This is the time of year where soon athletes will begin
increasing their mileage in anticipation of Spring Races. Even with the best plans, that can mean
injury. Your ability to predict, efficiently
address injuries can determine if the impact is minor, major or even becomes
chronic. Once you’re able to train
again, you will need a good plan to recover lost fitness while avoiding reinjure
and address the mental aspects as well.
First is predicting injury risk. One tool is to make sure that your increasing
training load at reasonable rate. A tool
offered in TrainingPeaks is the Performance Management Chart. Using it is a whole topic by itself. A simpler method is tracking weekly
miles. This however does not factor in
harder intervals sessions or the impact of longer runs. An experienced runner knows how their legs
should feel, when they are fatigued and what feels normal or not normal.
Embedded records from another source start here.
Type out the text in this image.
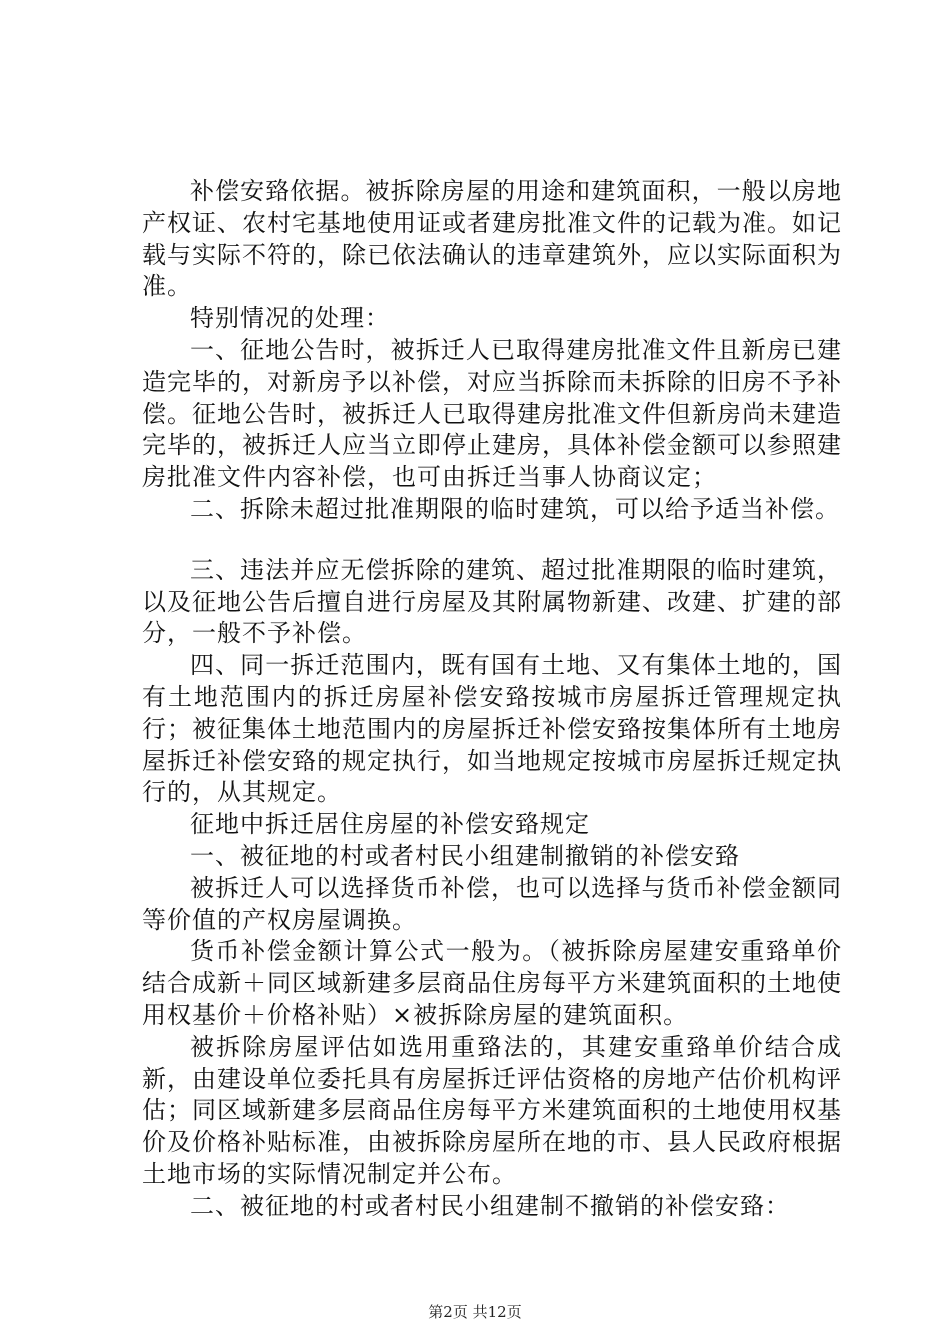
补偿安臵依据。被拆除房屋的用途和建筑面积，一般以房地产权证、农村宅基地使用证或者建房批准文件的记载为准。如记载与实际不符的，除已依法确认的违章建筑外，应以实际面积为准。

特别情况的处理：

一、征地公告时，被拆迁人已取得建房批准文件且新房已建造完毕的，对新房予以补偿，对应当拆除而未拆除的旧房不予补偿。征地公告时，被拆迁人已取得建房批准文件但新房尚未建造完毕的，被拆迁人应当立即停止建房，具体补偿金额可以参照建房批准文件内容补偿，也可由拆迁当事人协商议定；

二、拆除未超过批准期限的临时建筑，可以给予适当补偿。

三、违法并应无偿拆除的建筑、超过批准期限的临时建筑，以及征地公告后擅自进行房屋及其附属物新建、改建、扩建的部分，一般不予补偿。

四、同一拆迁范围内，既有国有土地、又有集体土地的，国有土地范围内的拆迁房屋补偿安臵按城市房屋拆迁管理规定执行；被征集体土地范围内的房屋拆迁补偿安臵按集体所有土地房屋拆迁补偿安臵的规定执行，如当地规定按城市房屋拆迁规定执行的，从其规定。

征地中拆迁居住房屋的补偿安臵规定

一、被征地的村或者村民小组建制撤销的补偿安臵

被拆迁人可以选择货币补偿，也可以选择与货币补偿金额同等价值的产权房屋调换。

货币补偿金额计算公式一般为。（被拆除房屋建安重臵单价结合成新＋同区域新建多层商品住房每平方米建筑面积的土地使用权基价＋价格补贴）×被拆除房屋的建筑面积。

被拆除房屋评估如选用重臵法的，其建安重臵单价结合成新，由建设单位委托具有房屋拆迁评估资格的房地产估价机构评估；同区域新建多层商品住房每平方米建筑面积的土地使用权基价及价格补贴标准，由被拆除房屋所在地的市、县人民政府根据土地市场的实际情况制定并公布。

二、被征地的村或者村民小组建制不撤销的补偿安臵：

第2页 共12页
Pay close attention to particular tightness in
the hips, calves, quads and hamstrings.
Deliberate stretching of the associated muscles after a run, goes a long
way to prevention. It’s also smart to avoid
running on highly fatigued legs. This can
result in altering run mechanics and placing additional stress on tendons,
joints and connective tissue.
Let’s say you failed at the above and find yourself
injured. It’s OK, it happens to the best
athletes. When you’re finding new
limits, you sometimes cross them. The
first thing you need is rest. Yes, that
means not doing any training that aggravates the injury. Next is to use ice to reduce acute swelling
and rolling any tight muscles.
Finally you need to determine what caused the injury. This is often the hardest part. Once identified, you will need a clear plan to
address the issues and slowly progress back to running. A physical therapist experienced in sports
related injuries is often the most skilled at this. For more minor injuries, an experiences
coach can make adjustments and recommendations on beneficial stretches and
exercises. Most injuries will require focused
stretching and strengthening exercises.
These will need to be done consistently and as prescribed for as long as
it takes to eliminate that root cause of the injury.
Once you able to train again. You will need to access where your fitness is
at and develop a plan to safely return to normal training. Again, an experiences and trained coach can
be critical in aiding this process.
Finally, you may need to deal with the mental challenges of losing
fitness, missing races or poor performances.
It’s important to focus on what you can control, what training you are
able to perform, stay positive and know that many athletes return more focused,
well rested and sometimes stronger than they were before the injury. Many pro triathletes have had their best
seasons and performances following their worst periods of injury. They took the challenge as an opportunity to overcome,
improve and move forward.
Key Lessons:
1) If in doubt, take time off.
2) Evaluate your condition and identify any tight muscles or tendons.
3) Seek professional help if its a new injury and doesn't clear up in just a few days.
4) Seek professional help for constant pain or sharp acute pain.
5) You probably cannot just run through it and just a couple days off won't work unless it addresses the root cause.